Fairly new to Dask but just wondering why it is behaving in such strange way. Essentially, I create a new column with random uuids and join it to another dask dataframe. For some odd reason the uuids keep changing and not sure if I am missing something?
This is a representation of my code:
def generate_uuid() -> str:
""" generates uuid4 id """
return str(uuid4())
my_dask_data = dd.from_pandas(my_pandas_data, npartitions=4)
my_dask_data["uuid"] = None
my_dask_data["uuid"] = my_dask_data.apply(generate_uuid, axis=1, meta=("uuid"), "str"))
print(my_dask_data.compute())
And this is the output:
name uuid
my_name_1 16fb858c-bbed-413b-a415-62099ee2c455
my_name_2 9acd0a22-9b19-4db6-9759-b70dc0353710
my_name_3 5d610aaf-a813-4d0b-8d83-8f11fe400c7e
Then, I do a concat with other dask dataframe:
joined_data = dd.concat([my_dask_data, my_other_dask_data], axis=1)

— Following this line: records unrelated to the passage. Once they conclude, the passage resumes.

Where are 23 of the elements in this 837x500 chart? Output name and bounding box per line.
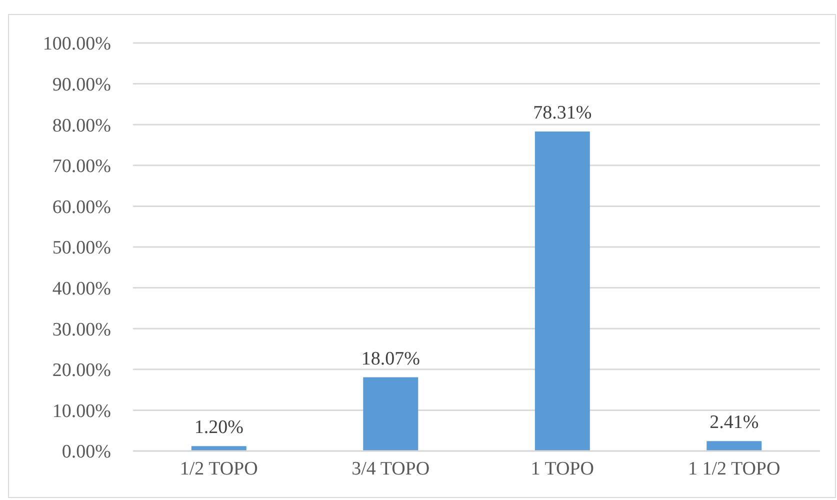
- y-tick-label: 80.00%: [52, 115, 112, 136]
- y-tick-label: 10.00%: [52, 400, 112, 422]
- y-tick-label: 100.00%: [42, 34, 112, 55]
- y-tick-label: 50.00%: [52, 238, 112, 259]
- data-label: 2.41%: [710, 412, 759, 434]
- bar: [534, 131, 590, 451]
- data-label: 1.20%: [194, 417, 244, 438]
- x-tick-label: 3/4 TOPO: [352, 458, 430, 480]
- bar: [363, 377, 418, 451]
- data-label: 18.07%: [361, 348, 420, 370]
- y-tick-label: 90.00%: [52, 74, 112, 96]
- y-tick-label: 30.00%: [52, 319, 112, 340]
- y-tick-label: 70.00%: [52, 156, 112, 178]
- bar: [706, 441, 762, 451]
- y-tick-label: 40.00%: [52, 278, 112, 300]
- y-tick-label: 20.00%: [52, 360, 112, 382]
- bar: [191, 446, 246, 451]
- y-tick-label: 60.00%: [52, 196, 112, 218]
- data-label: 78.31%: [533, 102, 592, 124]
- x-tick-label: 1 TOPO: [530, 458, 594, 480]
- y-tick-label: 0.00%: [62, 442, 112, 463]
- x-tick-label: 1 1/2 TOPO: [688, 458, 780, 480]
- x-tick-label: 1/2 TOPO: [180, 458, 258, 480]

print(joined_data.compute())
This is the output, which for some reason it produces new uuids:
name uuid tests
my_name_1 f951cefa-1145-411c-96f6-924730d7cb22 test1
my_name_2 88e28e5f-42ea-4fbe-a036-b8179a0ba3f8 test2
my_name_3 50e70fac-da19-4d2f-b6ea-80da41591ac5 test3
Any thoughts on how to keep the same uuids without changing?